Randomise Rest() duration!

Hi folks,

I don’t get how can I randomise the Rest() lenght in order to have random durations of silence between thoses chords:

(
~l1 = Pbindef(

	\LLL,

	\type, \midi,

	\midicmd, \noteOn,

	\midiout, ~midiout,

	\chan, 0,

	\midinote, Pseq([[60, 57, 64, 67], Rest(),  [66, 62, 69, 59], Rest()], inf),    /// the duration of the silence between thoses chords is what I want to randomise 

	\ctranspose, 0,

	\dur, Pseq([ 2, Rest(Pwhite(0.5, 2.4)) ],  inf),   /// doesn't work

	\amp, 1,

	\sustain, Pkey(\dur)  * 1

).play

)

Thanks a lot,

For now, Pwhite(0.5, 2.4).collect(Rest(_)).

There’s a long thread about this, I think on github but I forget exactly where. I proposed a way to make Rest work in the way that you’re expecting, but that would break the ideal of statelessness for patterns, so then it was suggested to add a method to convert a pattern’s output to rests, e.g., pattern.rest – which, two issues, 1/ then rest(pattern) would work, but not Rest(pattern) and that would confuse people, and 2/ it can’t be a simple filter pattern because normally you wouldn’t embed a long stream of rests.

So it turns out not to be a simple issue to design.

hjh

I got it, great, thanks James.

Correction : I got it on the principle but unfortunatly it doesn’t work, as you can see with this simple example (the silence should be super short)


(
SynthDef(\SINE, { | freq = 440, sustain = 1 |
	
	
	var sig = SinOsc.ar(freq);
	
	var env = EnvGen.kr(Env([0, 1, 1, 0], [0.05, sustain, 0.05], \lin), doneAction:2);
	
	Out.ar(0, sig * env * 0.1 !2);
	
	
}).add;
)


(
	Pbind(
	
	\instrument, \SINE,

	\freq, Pseq([[60, 57, 64, 67], Rest(),  [66, 62, 69, 59], Rest()], inf).midicps,

	\dur, Pseq([Pwhite(2, 3), Pwhite(0.05, 0.02).collect(Rest(_))], inf),

	\sustain, Pkey(\dur)  * 1,
).play;
)

Ok got it both Pwhite should have a single numer of repetition

\dur, Pseq([Pwhite(2, 3, 1), Pwhite(0.05, 0.02, 1).collect(Rest(_))], inf),

As an alternative you can use the legato key:

(
x =	Pbind(
	
	\instrument, \SINE,

	\freq, Pseq([[60, 57, 64, 67], [66, 62, 69, 59]], inf).midicps,

	\dur, Pwhite(2.0, 3.0),
	
	\legato, Pwhite(0.7, 0.95),

).play;
)

x.stop;

or if you need the rests (e.g. to calculate other values not being sent to the server):

(
x =	Pbind(
	
	\instrument, \SINE,

	\freq, Pseq([[60, 57, 64, 67], \rest, [66, 62, 69, 59], \rest], inf).midicps,

	\dur, Pseq([Pwhite(2.0, 3.0, 1), Pwhite(0.05, 0.1, 1)], inf),

).play;
)

x.stop

I’ve found the most elegant solution to be Pwhite(0.1,1.0) * Rest()

3 Likes

That’s exactly the problem I hinted at: “it can’t be a simple filter pattern because normally you wouldn’t embed a long stream of rests.”

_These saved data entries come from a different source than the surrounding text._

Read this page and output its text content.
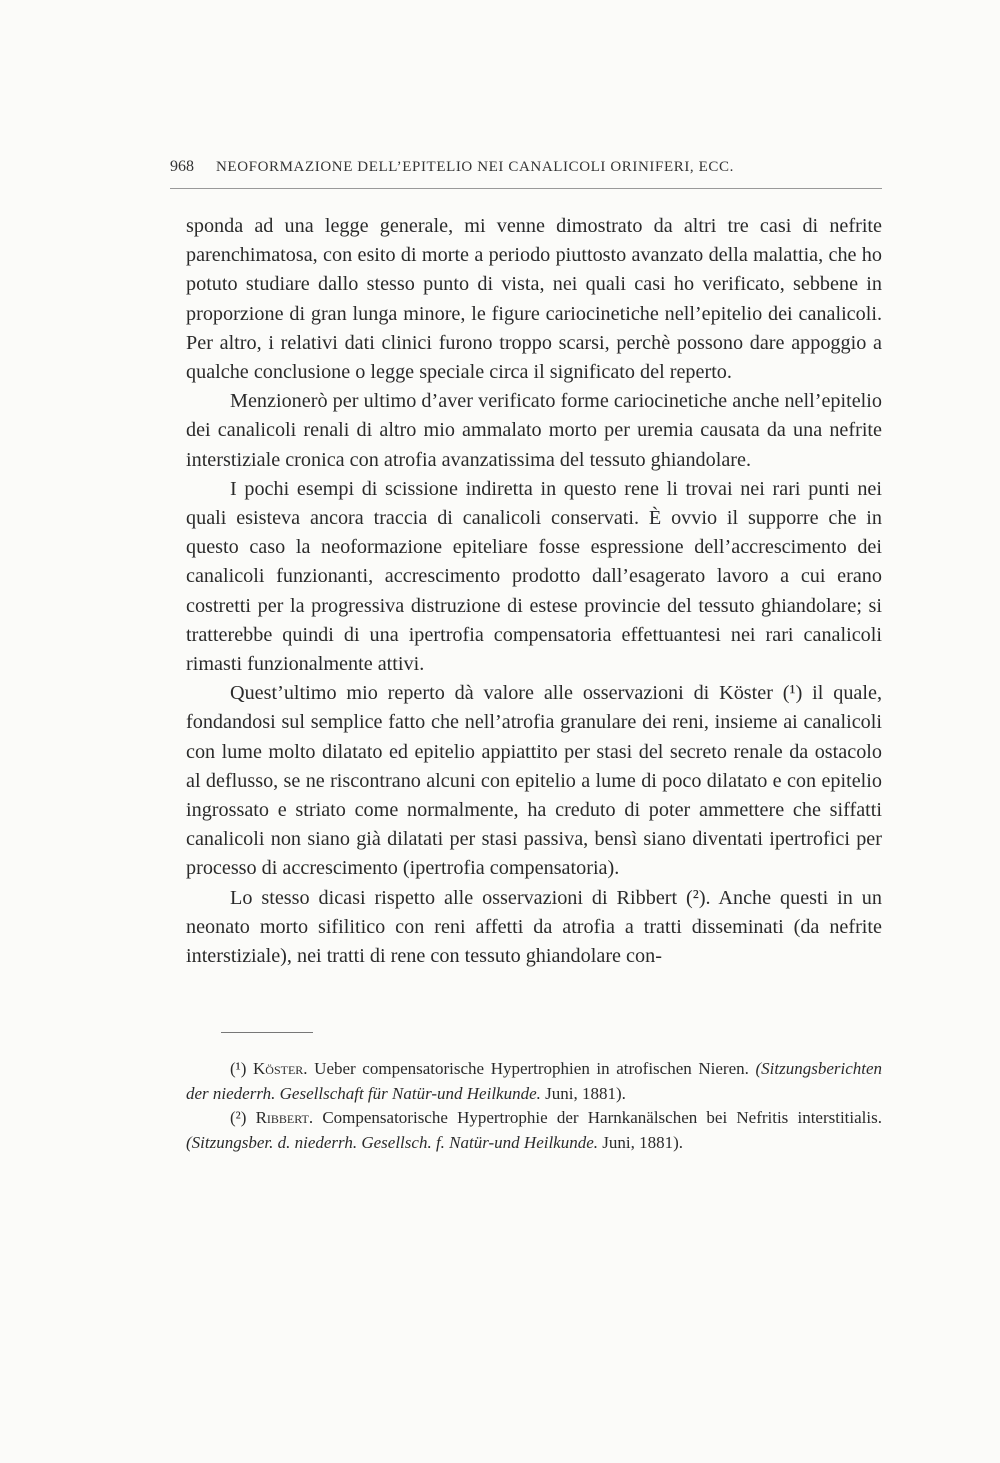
968 NEOFORMAZIONE DELL’EPITELIO NEI CANALICOLI ORINIFERI, ECC.

sponda ad una legge generale, mi venne dimostrato da altri tre casi di nefrite parenchimatosa, con esito di morte a periodo piuttosto avanzato della malattia, che ho potuto studiare dallo stesso punto di vista, nei quali casi ho verificato, sebbene in proporzione di gran lunga minore, le figure cariocinetiche nell’epitelio dei canalicoli. Per altro, i relativi dati clinici furono troppo scarsi, perchè possono dare appoggio a qualche conclusione o legge speciale circa il significato del reperto.

Menzionerò per ultimo d’aver verificato forme cariocinetiche anche nell’epitelio dei canalicoli renali di altro mio ammalato morto per uremia causata da una nefrite interstiziale cronica con atrofia avanzatissima del tessuto ghiandolare.

I pochi esempi di scissione indiretta in questo rene li trovai nei rari punti nei quali esisteva ancora traccia di canalicoli conservati. È ovvio il supporre che in questo caso la neoformazione epiteliare fosse espressione dell’accrescimento dei canalicoli funzionanti, accrescimento prodotto dall’esagerato lavoro a cui erano costretti per la progressiva distruzione di estese provincie del tessuto ghiandolare; si tratterebbe quindi di una ipertrofia compensatoria effettuantesi nei rari canalicoli rimasti funzionalmente attivi.

Quest’ultimo mio reperto dà valore alle osservazioni di Köster (¹) il quale, fondandosi sul semplice fatto che nell’atrofia granulare dei reni, insieme ai canalicoli con lume molto dilatato ed epitelio appiattito per stasi del secreto renale da ostacolo al deflusso, se ne riscontrano alcuni con epitelio a lume di poco dilatato e con epitelio ingrossato e striato come normalmente, ha creduto di poter ammettere che siffatti canalicoli non siano già dilatati per stasi passiva, bensì siano diventati ipertrofici per processo di accrescimento (ipertrofia compensatoria).

Lo stesso dicasi rispetto alle osservazioni di Ribbert (²). Anche questi in un neonato morto sifilitico con reni affetti da atrofia a tratti disseminati (da nefrite interstiziale), nei tratti di rene con tessuto ghiandolare con-

(¹) Köster. Ueber compensatorische Hypertrophien in atrofischen Nieren. (Sitzungsberichten der niederrh. Gesellschaft für Natür-und Heilkunde. Juni, 1881).

(²) Ribbert. Compensatorische Hypertrophie der Harnkanälschen bei Nefritis interstitialis. (Sitzungsber. d. niederrh. Gesellsch. f. Natür-und Heilkunde. Juni, 1881).
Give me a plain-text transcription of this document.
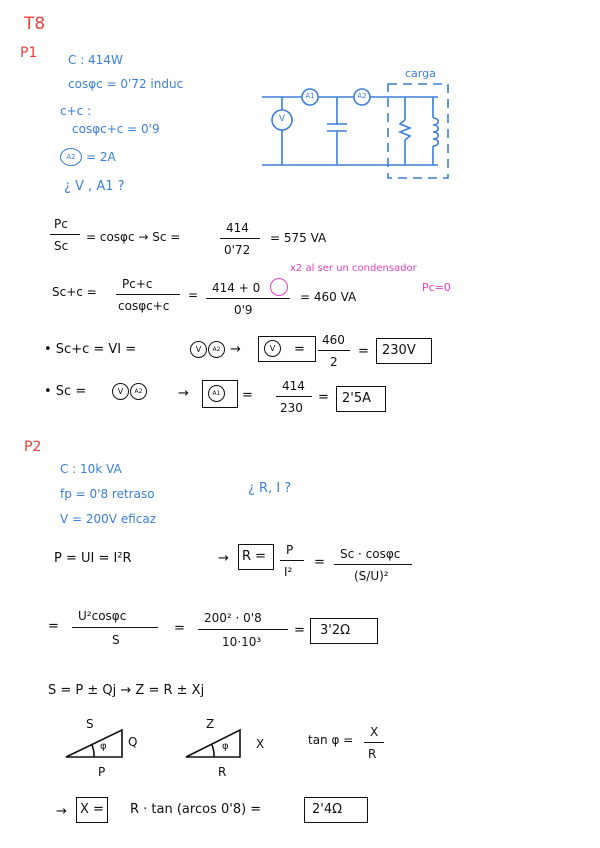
T8
P1	C : 414W
cosφc = 0'72 induc
c+c :
cosφc+c = 0'9
A2 = 2A
¿ V , A1 ?
A1	A2
V
carga
Pc
Sc
= cosφc → Sc =
414
0'72
= 575 VA
x2 al ser un condensador
Pc=0
Sc+c =
Pc+c
cosφc+c
= 414 + 0
0'9
= 460 VA
• Sc+c = VI =	V	A2 →	V	=
460
2
= 230V
• Sc =	V	A2	→	A1	=
414
230
= 2'5A
P2
C : 10k VA
fp = 0'8 retraso
V = 200V eficaz
¿ R, I ?
P = UI = I²R	→ R = P
I²
=
Sc · cosφc
(S/U)²
=
U²cosφc
S
=
200² · 0'8
10·10³
= 3'2Ω
S = P ± Qj → Z = R ± Xj
S
Q
P
φ
Z
X
R
φ	tan φ =
X
R
→ X = R · tan (arcos 0'8) =	2'4Ω
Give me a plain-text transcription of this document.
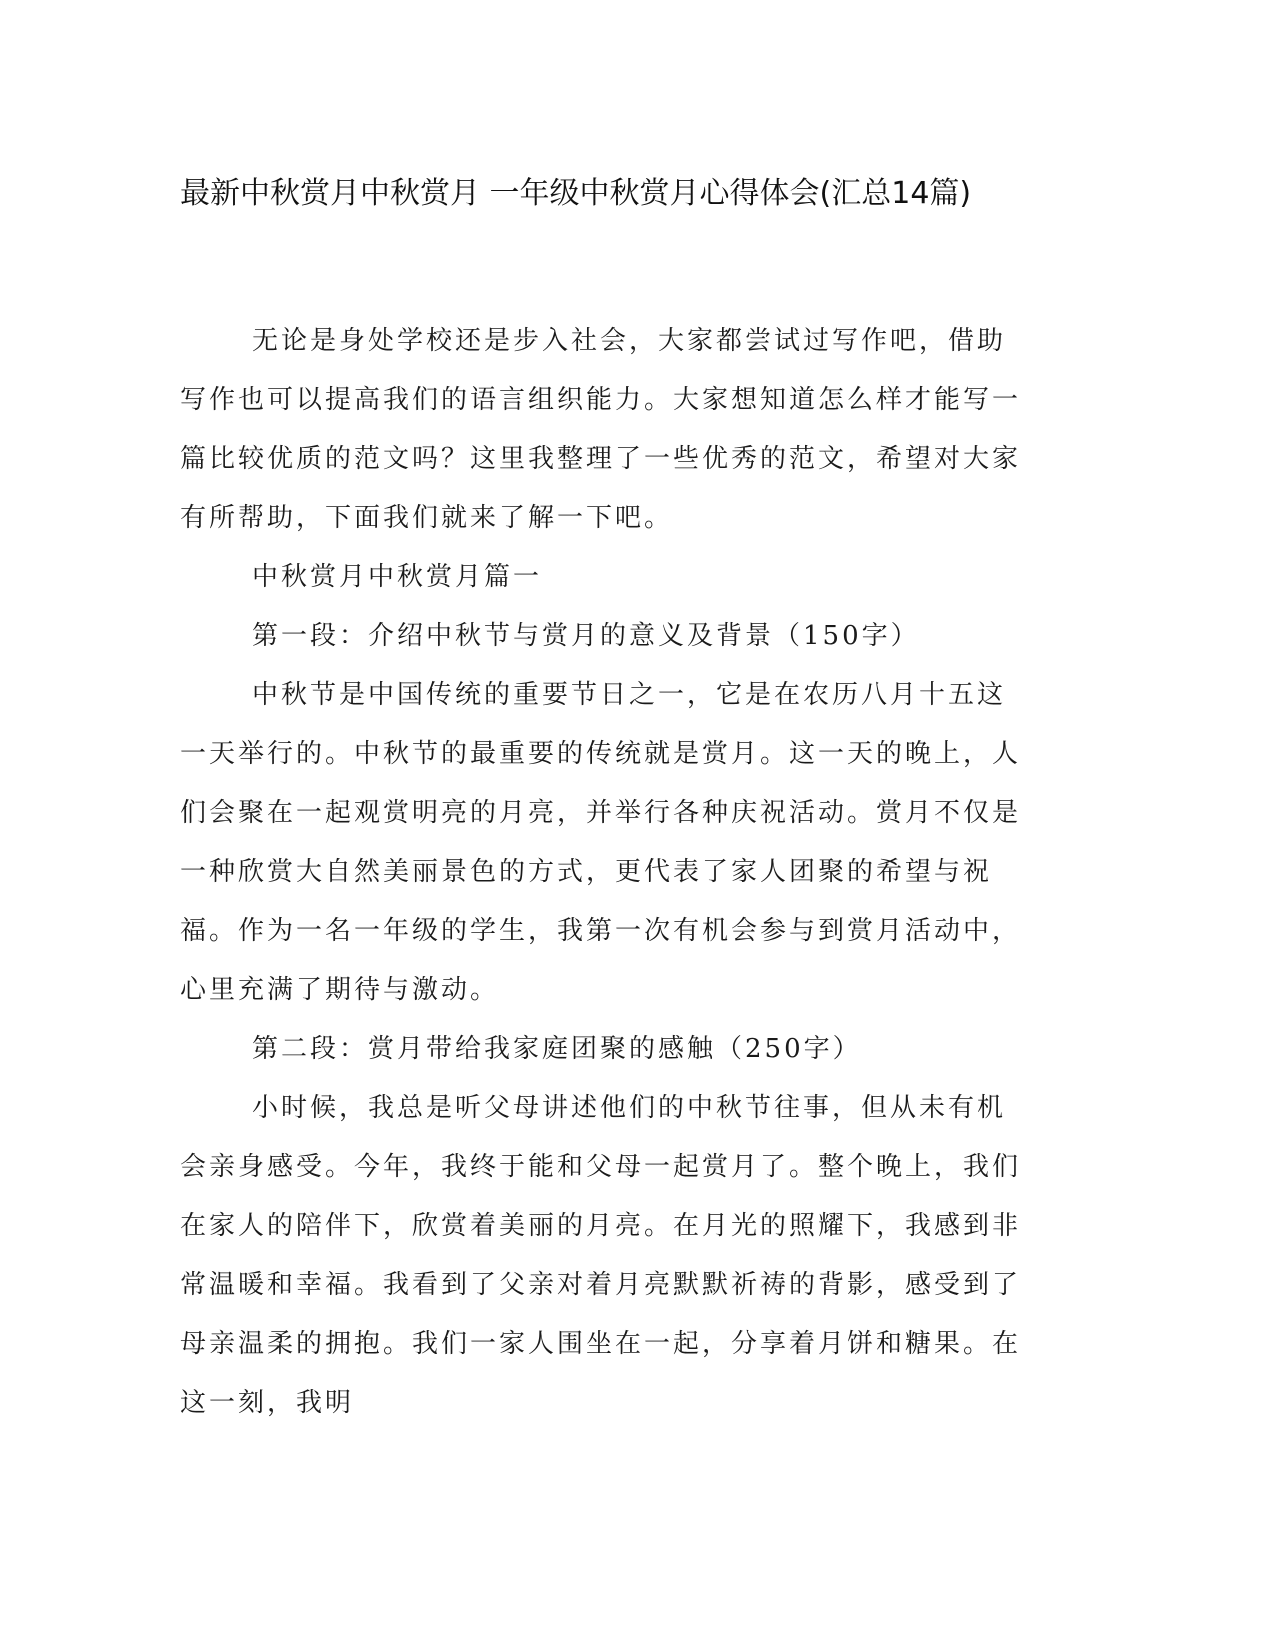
最新中秋赏月中秋赏月 一年级中秋赏月心得体会(汇总14篇)

无论是身处学校还是步入社会，大家都尝试过写作吧，借助写作也可以提高我们的语言组织能力。大家想知道怎么样才能写一篇比较优质的范文吗？这里我整理了一些优秀的范文，希望对大家有所帮助，下面我们就来了解一下吧。

中秋赏月中秋赏月篇一

第一段：介绍中秋节与赏月的意义及背景（150字）

中秋节是中国传统的重要节日之一，它是在农历八月十五这一天举行的。中秋节的最重要的传统就是赏月。这一天的晚上，人们会聚在一起观赏明亮的月亮，并举行各种庆祝活动。赏月不仅是一种欣赏大自然美丽景色的方式，更代表了家人团聚的希望与祝福。作为一名一年级的学生，我第一次有机会参与到赏月活动中，心里充满了期待与激动。

第二段：赏月带给我家庭团聚的感触（250字）

小时候，我总是听父母讲述他们的中秋节往事，但从未有机会亲身感受。今年，我终于能和父母一起赏月了。整个晚上，我们在家人的陪伴下，欣赏着美丽的月亮。在月光的照耀下，我感到非常温暖和幸福。我看到了父亲对着月亮默默祈祷的背影，感受到了母亲温柔的拥抱。我们一家人围坐在一起，分享着月饼和糖果。在这一刻，我明
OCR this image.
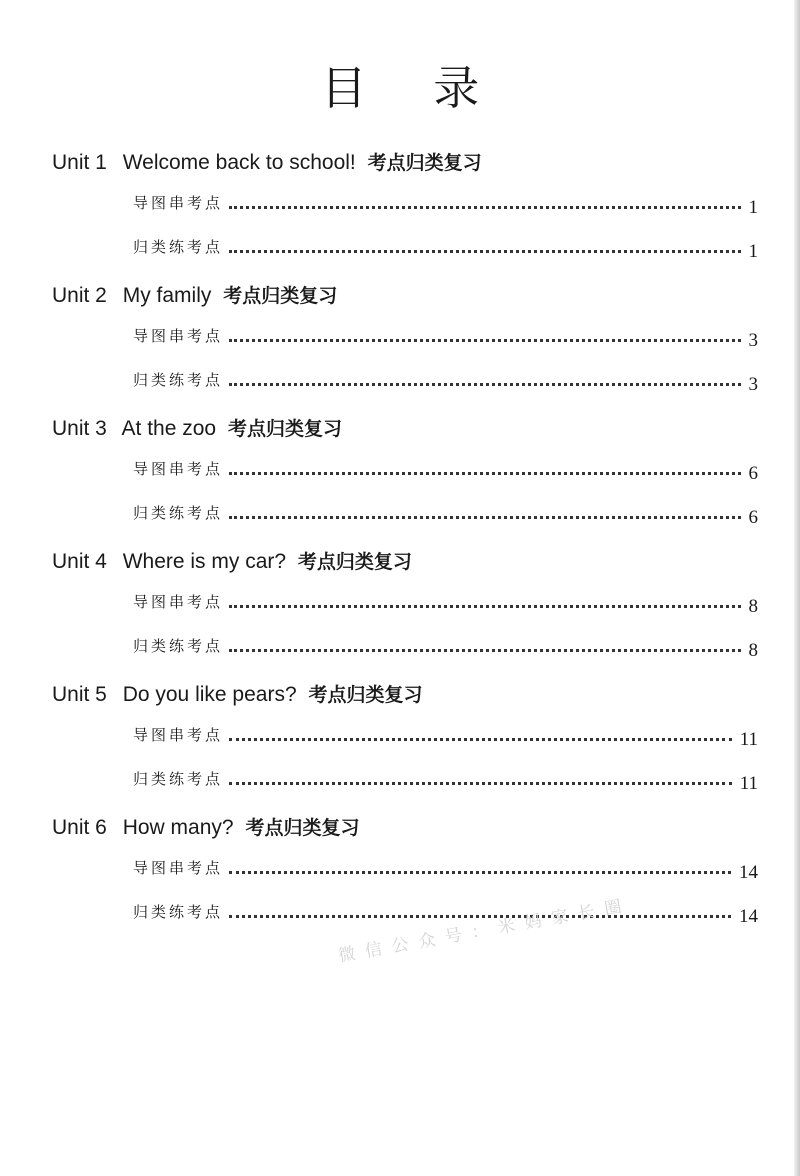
目 录
Unit 1 Welcome back to school! 考点归类复习
导图串考点	1
归类练考点	1
Unit 2 My family 考点归类复习
导图串考点	3
归类练考点	3
Unit 3 At the zoo 考点归类复习
导图串考点	6
归类练考点	6
Unit 4 Where is my car? 考点归类复习
导图串考点	8
归类练考点	8
Unit 5 Do you like pears? 考点归类复习
导图串考点	11
归类练考点	11
Unit 6 How many? 考点归类复习
导图串考点	14
归类练考点	14
微信公众号：米妈家长圈
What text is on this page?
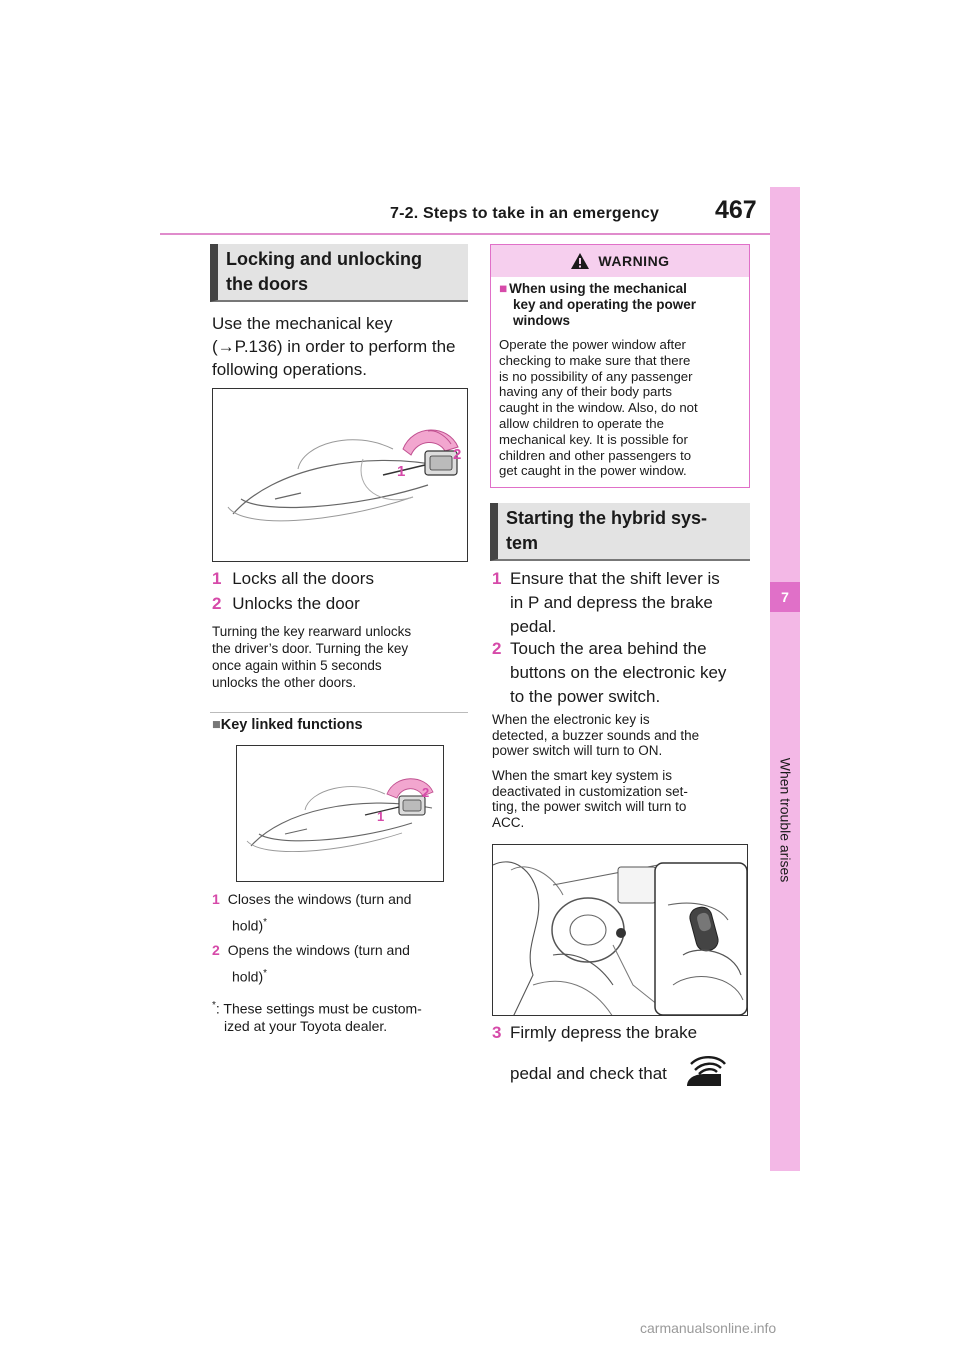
7-2. Steps to take in an emergency 467
7
When trouble arises
Locking and unlocking
the doors
Use the mechanical key
(→P.136) in order to perform the
following operations.
1
2
1 Locks all the doors
2 Unlocks the door
Turning the key rearward unlocks
the driver’s door. Turning the key
once again within 5 seconds
unlocks the other doors.
■Key linked functions
1
2
1 Closes the windows (turn and
hold)*
2 Opens the windows (turn and
hold)*
*: These settings must be custom-
ized at your Toyota dealer.
WARNING
■ When using the mechanical
key and operating the power
windows
Operate the power window after
checking to make sure that there
is no possibility of any passenger
having any of their body parts
caught in the window. Also, do not
allow children to operate the
mechanical key. It is possible for
children and other passengers to
get caught in the power window.
Starting the hybrid sys-
tem
1 Ensure that the shift lever is
in P and depress the brake
pedal.
2 Touch the area behind the
buttons on the electronic key
to the power switch.
When the electronic key is
detected, a buzzer sounds and the
power switch will turn to ON.
When the smart key system is
deactivated in customization set-
ting, the power switch will turn to
ACC.
3 Firmly depress the brake
pedal and check that
carmanualsonline.info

I did make a proposal at one point where Rest would automatically make a stream for its argument, and then, when it’s embedded in an output stream, it would dole out one value and return control back to the parent stream. This would have done what you expected in your initial example. That’s problematic in this case though:

// note: this isn't supported in SC currently!
// if you try to run it, you won't get a sensible result.
// this is just to illustrate a scenario where
// a seemingly intuitive Rest behavior becomes un-intuitive

p = Pseq([Pn(1, 3), Rest(Pseries(0, 0.25, inf))], inf);

q = p.asStream;
r = p.asStream;

Here, you would expect the q and r streams to be completely independent – but if Rest “auto-streamifies” internally, then there’s one Rest object = one stream, shared between the two parent streams.

There’s no good solution to this… which is why we never put in that behavior.